O que aprendemos com Lemmy

“49% Motherfucker, 51% Son Of A Bitch”. O título do documentário sobre Lemmy Kilmister é também uma definição sobre a personalidade do baixista e vocalista do Motörhead que, por 40 anos, fez os camisas pretas baterem cabeça em todo o mundo. Mesmo sendo este grande filho da puta (e talvez por isso mesmo), o mundo do rock entrou em luto imediato ao saber que, aos 70 anos, Ian Fraiser Kilmister faleceu, vítima de um câncer que havia descoberto dois dias antes.

Quer saber? Quem se importa se alguém achava Lemmy um filho da puta? Com certeza, não ele. O cara viveu toda sua vida seguindo apenas um lema: faça o que quiser e foda-se o que acharão de você, de como você deveria ser ou do que você deveria estar fazendo em vez daquilo que você está fazendo – e aguente as consequências de suas escolhas. Foram SUAS escolhas e isso não é nada mais que sua obrigação. Nesse caso, Ian escolheu usar speed, beber (segundo a lenda) uma garrafa de Jack Daniels por dia e ser o baixista/ vocalista de uma banda de rock que continuou fazendo música alta, barulhenta, suja e veloz, mesmo quando todos os grandes gurus da indústria musical dos anos 70 disseram que aquilo JAMAIS faria sucesso, pois era ruim demais, e seu frontman nunca atrairia público, pois era muito feio.

Tudo que fez, o fez intensamente, durante toda a vida. Durante a divulgação do penúltimo álbum, Aftershock, Lemmy disse em entrevista ao New York Times sobre seu estado de saúde, que vinha se deteriorando nos últimos anos: “Estou pagando o preço por tempos bons demais, imagino. Me sinto muito pra baixo. Não vou conseguir um trabalho novo. É uma mistura de todas as coisas que fiz, e eu fiz muito”.

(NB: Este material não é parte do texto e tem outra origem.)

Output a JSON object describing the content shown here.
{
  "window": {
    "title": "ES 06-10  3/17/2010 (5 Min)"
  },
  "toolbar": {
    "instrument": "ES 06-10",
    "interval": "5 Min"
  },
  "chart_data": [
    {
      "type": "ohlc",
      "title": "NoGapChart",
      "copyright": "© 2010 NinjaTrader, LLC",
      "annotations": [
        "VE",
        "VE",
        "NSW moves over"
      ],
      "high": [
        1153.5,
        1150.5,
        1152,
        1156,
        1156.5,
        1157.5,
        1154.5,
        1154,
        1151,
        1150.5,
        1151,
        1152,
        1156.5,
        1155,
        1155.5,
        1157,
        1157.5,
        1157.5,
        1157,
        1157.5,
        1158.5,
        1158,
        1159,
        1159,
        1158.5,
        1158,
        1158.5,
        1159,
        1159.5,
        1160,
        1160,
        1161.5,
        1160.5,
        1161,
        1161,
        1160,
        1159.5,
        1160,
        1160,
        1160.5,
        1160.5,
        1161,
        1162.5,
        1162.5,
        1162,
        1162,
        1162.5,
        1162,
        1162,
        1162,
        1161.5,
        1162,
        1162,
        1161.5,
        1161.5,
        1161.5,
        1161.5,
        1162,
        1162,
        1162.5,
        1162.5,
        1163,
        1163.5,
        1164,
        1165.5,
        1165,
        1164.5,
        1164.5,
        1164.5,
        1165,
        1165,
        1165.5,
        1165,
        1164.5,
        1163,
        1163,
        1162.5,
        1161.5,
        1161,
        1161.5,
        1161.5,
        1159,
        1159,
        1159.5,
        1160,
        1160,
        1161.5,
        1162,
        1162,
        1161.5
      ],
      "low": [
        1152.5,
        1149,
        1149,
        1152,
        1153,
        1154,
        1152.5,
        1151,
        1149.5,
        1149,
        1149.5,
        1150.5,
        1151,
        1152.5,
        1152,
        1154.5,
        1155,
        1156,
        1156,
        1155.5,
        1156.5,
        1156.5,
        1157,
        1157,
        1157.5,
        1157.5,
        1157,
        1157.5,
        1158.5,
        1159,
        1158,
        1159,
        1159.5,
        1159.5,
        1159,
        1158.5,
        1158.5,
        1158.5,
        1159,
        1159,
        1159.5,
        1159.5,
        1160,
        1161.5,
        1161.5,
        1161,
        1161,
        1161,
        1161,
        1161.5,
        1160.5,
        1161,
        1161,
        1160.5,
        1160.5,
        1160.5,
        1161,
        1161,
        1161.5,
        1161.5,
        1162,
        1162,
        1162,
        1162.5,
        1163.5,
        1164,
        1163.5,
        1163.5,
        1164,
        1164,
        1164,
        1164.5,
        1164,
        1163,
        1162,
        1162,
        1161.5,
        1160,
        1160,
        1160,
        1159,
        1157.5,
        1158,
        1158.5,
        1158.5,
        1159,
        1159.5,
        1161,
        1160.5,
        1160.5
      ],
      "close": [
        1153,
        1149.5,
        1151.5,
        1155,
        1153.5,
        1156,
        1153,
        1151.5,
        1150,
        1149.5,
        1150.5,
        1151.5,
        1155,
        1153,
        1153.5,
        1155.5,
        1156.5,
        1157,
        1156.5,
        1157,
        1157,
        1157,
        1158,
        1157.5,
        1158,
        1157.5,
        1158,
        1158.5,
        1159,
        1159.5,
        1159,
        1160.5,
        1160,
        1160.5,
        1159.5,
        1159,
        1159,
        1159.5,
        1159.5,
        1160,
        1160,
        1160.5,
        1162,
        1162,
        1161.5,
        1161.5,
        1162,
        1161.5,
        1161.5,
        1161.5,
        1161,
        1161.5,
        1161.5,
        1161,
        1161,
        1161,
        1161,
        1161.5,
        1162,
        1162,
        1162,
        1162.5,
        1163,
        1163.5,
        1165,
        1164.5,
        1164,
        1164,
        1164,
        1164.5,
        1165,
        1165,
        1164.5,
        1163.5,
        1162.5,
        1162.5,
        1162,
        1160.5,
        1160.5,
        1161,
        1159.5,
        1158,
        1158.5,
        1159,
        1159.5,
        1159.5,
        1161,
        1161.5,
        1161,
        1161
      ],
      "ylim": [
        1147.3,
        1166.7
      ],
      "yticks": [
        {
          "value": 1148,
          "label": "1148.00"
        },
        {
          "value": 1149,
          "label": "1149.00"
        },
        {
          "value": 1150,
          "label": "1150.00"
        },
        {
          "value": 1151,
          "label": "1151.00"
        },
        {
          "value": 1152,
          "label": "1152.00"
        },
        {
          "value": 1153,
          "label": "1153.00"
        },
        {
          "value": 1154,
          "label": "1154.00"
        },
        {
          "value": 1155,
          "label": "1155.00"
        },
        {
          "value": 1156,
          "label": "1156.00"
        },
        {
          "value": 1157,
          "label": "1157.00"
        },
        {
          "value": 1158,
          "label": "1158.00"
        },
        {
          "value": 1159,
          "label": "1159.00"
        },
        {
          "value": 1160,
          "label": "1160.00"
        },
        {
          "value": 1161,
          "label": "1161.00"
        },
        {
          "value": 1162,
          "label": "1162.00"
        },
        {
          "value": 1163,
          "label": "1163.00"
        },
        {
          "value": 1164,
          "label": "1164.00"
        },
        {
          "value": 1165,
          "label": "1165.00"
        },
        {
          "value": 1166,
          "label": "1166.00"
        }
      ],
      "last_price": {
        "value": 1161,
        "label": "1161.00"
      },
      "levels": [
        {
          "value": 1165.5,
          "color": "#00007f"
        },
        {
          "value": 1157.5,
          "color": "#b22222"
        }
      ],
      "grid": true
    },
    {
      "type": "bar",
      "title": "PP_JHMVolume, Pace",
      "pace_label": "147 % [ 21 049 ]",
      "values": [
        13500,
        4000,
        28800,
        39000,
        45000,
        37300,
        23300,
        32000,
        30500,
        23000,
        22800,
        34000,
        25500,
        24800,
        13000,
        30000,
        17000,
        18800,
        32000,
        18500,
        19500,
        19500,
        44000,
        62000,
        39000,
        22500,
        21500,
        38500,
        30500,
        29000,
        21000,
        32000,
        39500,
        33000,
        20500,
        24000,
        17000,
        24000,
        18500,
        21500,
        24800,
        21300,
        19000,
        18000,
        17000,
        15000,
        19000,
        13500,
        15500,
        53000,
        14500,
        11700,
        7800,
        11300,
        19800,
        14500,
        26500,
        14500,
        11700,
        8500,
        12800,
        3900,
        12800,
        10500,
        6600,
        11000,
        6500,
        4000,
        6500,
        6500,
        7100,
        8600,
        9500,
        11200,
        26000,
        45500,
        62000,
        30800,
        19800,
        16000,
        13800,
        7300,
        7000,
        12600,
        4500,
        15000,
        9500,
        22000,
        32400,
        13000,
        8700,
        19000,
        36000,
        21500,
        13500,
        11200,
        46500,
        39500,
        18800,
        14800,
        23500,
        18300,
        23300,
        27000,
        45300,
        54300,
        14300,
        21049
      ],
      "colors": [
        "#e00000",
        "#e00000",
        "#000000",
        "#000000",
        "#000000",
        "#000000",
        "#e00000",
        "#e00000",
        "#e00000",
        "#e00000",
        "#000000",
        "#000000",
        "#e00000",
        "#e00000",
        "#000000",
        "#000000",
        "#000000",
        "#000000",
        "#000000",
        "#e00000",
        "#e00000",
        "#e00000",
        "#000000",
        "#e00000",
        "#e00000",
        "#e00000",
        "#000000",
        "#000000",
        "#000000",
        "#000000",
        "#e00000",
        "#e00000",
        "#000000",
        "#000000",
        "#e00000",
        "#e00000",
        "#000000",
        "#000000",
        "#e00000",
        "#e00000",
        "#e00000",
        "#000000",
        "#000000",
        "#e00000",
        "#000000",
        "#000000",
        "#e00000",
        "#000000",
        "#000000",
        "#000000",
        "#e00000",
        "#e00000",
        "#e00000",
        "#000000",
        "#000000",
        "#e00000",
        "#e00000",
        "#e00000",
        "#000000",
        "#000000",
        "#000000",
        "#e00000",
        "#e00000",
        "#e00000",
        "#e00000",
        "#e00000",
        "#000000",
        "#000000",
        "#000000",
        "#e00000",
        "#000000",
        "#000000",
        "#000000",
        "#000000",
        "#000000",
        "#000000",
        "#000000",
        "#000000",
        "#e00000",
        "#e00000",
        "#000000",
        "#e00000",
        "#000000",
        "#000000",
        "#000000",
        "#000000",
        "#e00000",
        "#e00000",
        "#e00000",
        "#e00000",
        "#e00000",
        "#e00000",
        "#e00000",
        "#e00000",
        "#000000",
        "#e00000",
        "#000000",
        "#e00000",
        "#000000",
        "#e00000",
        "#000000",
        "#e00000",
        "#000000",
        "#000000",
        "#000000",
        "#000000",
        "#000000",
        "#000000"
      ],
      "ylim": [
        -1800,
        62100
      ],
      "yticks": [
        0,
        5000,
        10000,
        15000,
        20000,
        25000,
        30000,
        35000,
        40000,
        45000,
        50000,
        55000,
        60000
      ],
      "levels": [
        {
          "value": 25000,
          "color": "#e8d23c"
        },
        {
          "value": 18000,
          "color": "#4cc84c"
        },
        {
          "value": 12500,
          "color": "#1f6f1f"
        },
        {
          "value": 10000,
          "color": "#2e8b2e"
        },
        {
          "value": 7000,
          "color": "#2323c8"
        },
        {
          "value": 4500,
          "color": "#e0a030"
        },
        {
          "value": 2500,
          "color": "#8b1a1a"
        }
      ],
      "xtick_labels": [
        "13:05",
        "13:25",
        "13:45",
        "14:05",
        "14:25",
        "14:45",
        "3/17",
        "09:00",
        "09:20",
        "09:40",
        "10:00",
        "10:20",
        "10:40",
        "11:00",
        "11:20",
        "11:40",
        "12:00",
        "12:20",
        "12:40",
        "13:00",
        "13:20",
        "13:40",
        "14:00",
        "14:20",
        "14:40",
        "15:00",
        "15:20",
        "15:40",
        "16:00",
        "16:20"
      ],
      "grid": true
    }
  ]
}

Sim, o Motörhead deixou 22 álbuns maravilhosos, fez shows pelo mundo que deixaram muita gente surda e/ ou com torcicolo (meu pescoço dói até hoje por conta do show de 2007). O maior legado da banda, no entanto, não foram seus clássicos como Ace of Spades, Orgasmatron e Overkill entre outras músicas, mas o modo de vida que Lemmy viveu e ensinou os roqueiros a viver. “Sexo, drogas e rock n’ roll”? Se for a sua onda, sim, mas a lição não é essa.

O que Kilmister pregou foi: seja você mesmo, faça aquilo que te dá tesão em fazer e fodam-se as regras impositoras da sociedade. Se você quer ser artista (dançarino, músico, pintor, ator de teatro, sei lá), mas todo mundo diz que isso não dá dinheiro e você precisa encontrar uma “carreira de verdade”, foda-se. Se você gosta de pessoas do mesmo sexo, mas diversas “classes” dizem que isso é pecado, errado e antinatural, foda-se! Se você se sente bem sem precisar se depilar ou perder aqueles quilinhos a mais ou usando o seu penteado moicano ou piercing no nariz com uma corrente que se liga ao umbigo ou com sua tatuagem de caveira no ombro e as pessoas dizem que isso é coisa de gente “doente”, FODA-SE!

Sem perceber, Lemmy foi o maior pregador de autoajuda da história do rock, e ele não precisou fazer palestras ou lançar livros caça-níqueis. Bastou viver – e quem quisesse que enxergasse isso. Como ele próprio dizia no início das apresentações, “Nós somos o Motörhead e nós tocamos Rock n’ Roll”. Se você também vive com o “foda-se” ligado para essas regras imbecis da sociedade, parabéns: você também faz Rock n’ Roll. Você também é Motörhead.